A Santa Ana City Council member accused of sexual battery and other charges was described Tuesday as a "well-connected" man who used his management power to prey on female employees.
More details were released Tuesday morning when the Orange County District Attorney outlined charges against Carlos Bustamante, the former administration manager for the Orange County Public Works Department who was arrested on his way to a city council meeting Monday.
"He had a type," said OC District Attorney Tony Rackauckas. "County employees who were subordinate to the defendant and women who were emotionally vulnerable."
Jail records showed that Bustamante was released overnight after posting bond.
He faces the following charges:
- Six felony counts of false imprisonment
- Three felony counts of assault with the intent to commit a sexual offense
- One felony count each of stalking, attempted sexual battery by restraint, and grand theft by false pretense
- One misdemeanor count each of battery, assault, sexual battery, and attempted sexual battery with a sentencing enhancement allegation for committing the offenses as a result of sexual compulsion and for the purpose of sexual gratification
During the news conference, Rackauckas read from victims' statements obtained during the investigation.
"'He was really close to our (human resources) manager,'" one woman told investigators, Rackauckas said. "'Everyone's under Carlos, pretty much, everyone. He's like mister, like a god kind of thing.'''
The alleged encounters occurred at Bustamante's office, stairwells, cars in parking lots and other remote areas, Rackauckas said.
"Once they arrived (at the office), he cornered them by closing the door behind them," Rackauckas said.
Arraignment in the case was scheduled for Thursday morning. Calls to Bustamante seeking comment were not immediately returned.
Bustamante resigned from the public works post in October.
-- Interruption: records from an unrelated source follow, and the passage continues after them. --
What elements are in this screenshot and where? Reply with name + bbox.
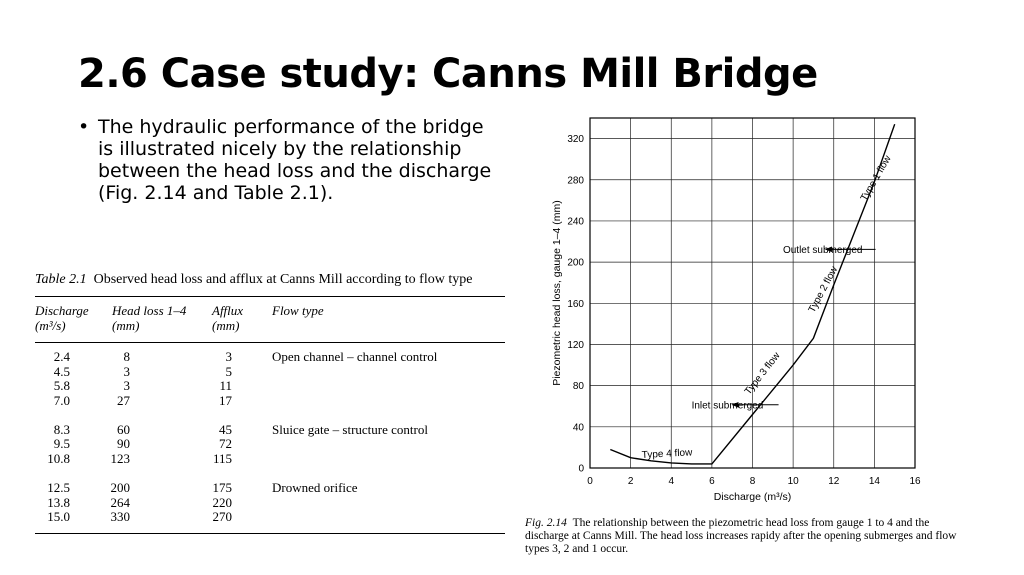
figure-caption: Fig. 2.14 The relationship between the p… <box>525 517 965 556</box>
y-tick-label: 240 <box>567 216 584 227</box>
x-axis-label: Discharge (m³/s) <box>714 491 792 503</box>
table-cell: 10.8 <box>47 451 70 466</box>
table-cell: 175 <box>212 480 233 495</box>
table-cell: 270 <box>212 509 233 525</box>
header-flowtype: Flow type <box>272 303 324 318</box>
x-tick-label: 0 <box>587 476 593 487</box>
y-tick-label: 40 <box>573 422 585 433</box>
table-cell: 13.8 <box>47 494 70 510</box>
y-axis-label: Piezometric head loss, gauge 1–4 (mm) <box>551 200 563 386</box>
table-header-rule <box>35 342 505 343</box>
y-tick-label: 320 <box>567 134 584 145</box>
table-cell: 27 <box>117 392 130 408</box>
table-cell: 123 <box>110 451 131 466</box>
chart-annotation: Type 3 flow <box>743 350 783 397</box>
table-cell: 11 <box>219 378 232 394</box>
table-cell: 5 <box>225 363 233 379</box>
table-cell: 115 <box>212 451 232 466</box>
plot-frame <box>589 117 916 469</box>
chart-annotation: Type 2 flow <box>807 264 841 315</box>
chart-annotation: Outlet submerged <box>783 245 863 256</box>
table-cell: 3 <box>225 349 233 364</box>
chart-annotation: Type 1 flow <box>859 153 894 203</box>
table-cell: 72 <box>219 436 232 452</box>
x-tick-label: 2 <box>628 476 634 487</box>
chart-annotation: Type 4 flow <box>642 447 694 461</box>
header-headloss: Head loss 1–4 (mm) <box>112 303 187 333</box>
table-cell: 2.4 <box>53 349 70 364</box>
figure-label: Fig. 2.14 <box>525 517 567 529</box>
table-cell: 60 <box>117 421 130 437</box>
slide-title: 2.6 Case study: Canns Mill Bridge <box>78 51 818 97</box>
table-cell: 3 <box>123 363 131 379</box>
x-tick-label: 16 <box>909 476 921 487</box>
table-caption-text: Observed head loss and afflux at Canns M… <box>93 272 473 287</box>
figure-caption-text: The relationship between the piezometric… <box>525 517 957 555</box>
flow-type-label: Open channel – channel control <box>272 349 438 364</box>
x-tick-label: 10 <box>788 476 800 487</box>
flow-type-label: Sluice gate – structure control <box>272 421 428 437</box>
x-tick-label: 8 <box>750 476 756 487</box>
table-bottom-rule <box>35 533 505 534</box>
x-tick-label: 4 <box>668 476 674 487</box>
table-cell: 17 <box>219 392 232 408</box>
table-label: Table 2.1 <box>35 272 87 287</box>
table-top-rule <box>35 296 505 297</box>
y-tick-label: 200 <box>567 258 584 269</box>
flow-type-label: Drowned orifice <box>272 480 358 495</box>
table-cell: 15.0 <box>47 509 70 525</box>
table-cell: 7.0 <box>53 392 70 408</box>
table-cell: 5.8 <box>53 378 70 394</box>
table-cell: 330 <box>110 509 131 525</box>
table-cell: 8.3 <box>53 421 70 437</box>
y-tick-label: 0 <box>578 464 584 475</box>
x-tick-label: 6 <box>709 476 715 487</box>
table-cell: 90 <box>117 436 130 452</box>
header-afflux: Afflux (mm) <box>212 303 244 333</box>
table-cell: 9.5 <box>53 436 70 452</box>
bullet-text: The hydraulic performance of the bridge … <box>98 116 492 204</box>
y-tick-label: 120 <box>567 340 584 351</box>
table-cell: 12.5 <box>47 480 70 495</box>
headloss-chart: Discharge (m³/s) Piezometric head loss, … <box>551 117 921 503</box>
chart-annotation: Inlet submerged <box>692 400 764 411</box>
series-line <box>610 123 896 465</box>
bullet-point: • The hydraulic performance of the bridg… <box>78 116 498 204</box>
y-tick-label: 280 <box>567 175 584 186</box>
table-cell: 200 <box>110 480 131 495</box>
table-cell: 8 <box>123 349 131 364</box>
table-cell: 264 <box>110 494 131 510</box>
table-cell: 45 <box>219 421 232 437</box>
y-tick-label: 160 <box>567 299 584 310</box>
table-cell: 220 <box>212 494 233 510</box>
x-tick-label: 12 <box>828 476 840 487</box>
table-cell: 4.5 <box>53 363 70 379</box>
y-tick-label: 80 <box>573 381 585 392</box>
x-tick-label: 14 <box>869 476 881 487</box>
table-caption: Table 2.1 Observed head loss and afflux … <box>35 272 472 288</box>
header-discharge: Discharge (m³/s) <box>35 303 89 333</box>
table-cell: 3 <box>123 378 131 394</box>
bullet-dot-icon: • <box>78 116 90 138</box>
In a statement, he addressed anonymous letters detailing alleged sexual misconduct with employees that prompted a weeks-long internal investigation.
"The allegations in the anonymous letters were unsubstantiated because they are not true," Bustamante said in a statement at the time. "Therefore I have decided to resign my position with the county and pursue a career in the private sector."
The accusations also involve fraud-related crimes linked Bustamante's participation in a 2010 program at the Harvard Kennedy School in Boston. During the more-than two week trip, Bustamante agreeed to pay more than $3,000 in tuition for the school's Senior Executives in State and Local Government program, according to the District Attorney.
"The trip, when you add the tuition, meals, airfare, an extra bag, lodging and taxis, should have cost $12,791 and change," Rackauckas said. "Bustamante should have paid at least $3,200.
"When his paper shell game was finished shuffling, the county paid for 97 percent of the junket, instead the agreed upon 75 percent."
Bustamante, who made $170,000 per year working for the county, has been a Santa Ana city councilman since 2004. His term expires in November.